Shifting to the north of Central Java, there is Semarang city which also has a variety of batik motifs. In terms of style and color, Semarang batik has a big difference compared to Yogyakarta and Solo batik. Semarang batik tends to use bright colors and less dense patterns. In terms of motifs, Semarang batik has blend character of coastal batik with the mixed culture of the Chinese community. Typical coastal motifs include patterns of flora and fauna of peacocks, butterflies, storks, cempaka, roses, and blekok birds. Not only that, Semarang batik also has a variety of contemporary Semarang icon motifs, such as Lawang Sewu, Tugu Muda, and tamarind.

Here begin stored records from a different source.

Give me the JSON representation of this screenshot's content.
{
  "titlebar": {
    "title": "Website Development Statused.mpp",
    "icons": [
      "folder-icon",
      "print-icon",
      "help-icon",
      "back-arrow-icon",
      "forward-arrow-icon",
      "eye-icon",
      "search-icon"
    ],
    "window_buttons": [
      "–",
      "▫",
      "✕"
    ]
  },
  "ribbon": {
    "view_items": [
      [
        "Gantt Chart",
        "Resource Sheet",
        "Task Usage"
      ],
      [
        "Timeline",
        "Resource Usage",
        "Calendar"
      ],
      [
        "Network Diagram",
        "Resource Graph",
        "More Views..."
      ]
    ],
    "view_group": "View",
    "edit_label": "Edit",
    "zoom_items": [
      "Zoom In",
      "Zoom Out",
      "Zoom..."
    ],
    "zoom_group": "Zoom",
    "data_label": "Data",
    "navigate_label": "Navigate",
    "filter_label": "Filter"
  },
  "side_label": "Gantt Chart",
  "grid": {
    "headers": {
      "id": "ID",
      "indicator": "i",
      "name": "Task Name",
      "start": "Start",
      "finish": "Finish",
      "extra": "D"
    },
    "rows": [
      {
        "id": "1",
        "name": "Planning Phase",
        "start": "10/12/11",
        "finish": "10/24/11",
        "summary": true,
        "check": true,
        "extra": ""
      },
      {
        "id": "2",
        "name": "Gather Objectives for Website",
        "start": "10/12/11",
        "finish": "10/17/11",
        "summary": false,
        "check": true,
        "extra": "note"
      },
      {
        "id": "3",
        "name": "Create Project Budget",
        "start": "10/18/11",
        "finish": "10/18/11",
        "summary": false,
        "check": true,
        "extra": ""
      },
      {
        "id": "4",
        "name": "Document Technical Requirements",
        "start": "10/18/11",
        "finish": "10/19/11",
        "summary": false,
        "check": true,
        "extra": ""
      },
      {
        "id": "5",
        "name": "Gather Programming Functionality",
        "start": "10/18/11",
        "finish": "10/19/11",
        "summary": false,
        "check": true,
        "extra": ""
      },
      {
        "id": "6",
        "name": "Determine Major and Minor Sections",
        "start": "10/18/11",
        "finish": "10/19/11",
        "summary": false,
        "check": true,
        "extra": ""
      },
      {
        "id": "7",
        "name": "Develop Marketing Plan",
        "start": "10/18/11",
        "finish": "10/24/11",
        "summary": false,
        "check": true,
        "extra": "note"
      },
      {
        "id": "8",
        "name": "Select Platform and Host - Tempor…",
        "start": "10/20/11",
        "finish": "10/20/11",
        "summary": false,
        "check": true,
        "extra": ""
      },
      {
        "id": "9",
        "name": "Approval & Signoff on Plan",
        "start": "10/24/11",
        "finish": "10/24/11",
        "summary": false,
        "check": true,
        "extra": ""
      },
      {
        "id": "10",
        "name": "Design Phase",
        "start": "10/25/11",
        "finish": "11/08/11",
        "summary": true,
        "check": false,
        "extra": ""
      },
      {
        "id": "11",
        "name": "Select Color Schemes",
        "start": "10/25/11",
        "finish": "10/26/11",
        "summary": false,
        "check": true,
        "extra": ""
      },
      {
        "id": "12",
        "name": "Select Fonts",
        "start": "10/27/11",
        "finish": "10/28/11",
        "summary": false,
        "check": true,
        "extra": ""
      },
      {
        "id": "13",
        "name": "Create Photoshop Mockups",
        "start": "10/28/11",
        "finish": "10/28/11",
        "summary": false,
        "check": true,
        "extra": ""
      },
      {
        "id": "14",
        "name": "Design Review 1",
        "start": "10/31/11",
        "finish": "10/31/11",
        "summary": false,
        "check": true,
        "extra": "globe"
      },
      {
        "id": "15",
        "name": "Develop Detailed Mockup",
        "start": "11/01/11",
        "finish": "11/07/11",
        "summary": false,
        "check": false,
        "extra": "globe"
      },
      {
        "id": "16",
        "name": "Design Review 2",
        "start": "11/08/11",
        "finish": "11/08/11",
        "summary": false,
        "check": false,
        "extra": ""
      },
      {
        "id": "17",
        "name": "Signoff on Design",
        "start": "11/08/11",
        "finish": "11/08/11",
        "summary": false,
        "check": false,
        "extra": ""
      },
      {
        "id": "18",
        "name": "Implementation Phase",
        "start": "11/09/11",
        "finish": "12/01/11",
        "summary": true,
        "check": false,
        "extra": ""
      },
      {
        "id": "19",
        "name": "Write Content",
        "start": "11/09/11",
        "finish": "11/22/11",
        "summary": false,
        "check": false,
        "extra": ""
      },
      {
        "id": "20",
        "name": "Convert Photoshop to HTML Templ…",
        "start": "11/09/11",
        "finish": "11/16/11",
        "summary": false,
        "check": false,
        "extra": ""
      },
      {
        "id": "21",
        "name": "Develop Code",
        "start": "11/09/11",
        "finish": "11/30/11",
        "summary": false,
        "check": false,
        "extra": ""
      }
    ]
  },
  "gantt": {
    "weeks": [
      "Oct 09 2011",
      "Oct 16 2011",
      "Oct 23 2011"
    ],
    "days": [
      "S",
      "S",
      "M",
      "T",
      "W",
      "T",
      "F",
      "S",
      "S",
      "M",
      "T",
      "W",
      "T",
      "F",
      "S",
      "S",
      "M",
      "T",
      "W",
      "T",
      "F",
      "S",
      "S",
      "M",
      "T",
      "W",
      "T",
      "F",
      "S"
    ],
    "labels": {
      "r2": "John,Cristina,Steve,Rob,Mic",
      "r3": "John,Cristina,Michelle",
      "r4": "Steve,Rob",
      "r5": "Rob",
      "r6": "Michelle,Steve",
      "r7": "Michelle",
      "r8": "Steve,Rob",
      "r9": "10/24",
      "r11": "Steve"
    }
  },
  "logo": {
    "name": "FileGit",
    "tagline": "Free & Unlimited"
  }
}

Talking about coastal batik, it seems that Semarang batik is not only the most popular. Because, there is Cirebon batik which is famous for its megamendung motif, pincuk motif, golden train motif, and slope motif. Just like Semarang batik, Cirebon batik also uses bright colors as a background and most of the motifs are inspired by the surrounding natural conditions. One of the things that distinguishes Cirebon batik from other regions batik in Indonesia is the process of making it, especially the coloring part. The batik artists in Cirebon call the process of coloring their batik as treatment. This process is done by placing the cloth in a tool called a treatment tool. This tool is shaped like a scale that is used by shaking it from side to side so that the dye absorbs completely.
The charm of batik is not only limited to the five areas that have been mentioned. However, these five regions can represent how rich and diverse types of batik are in Indonesia.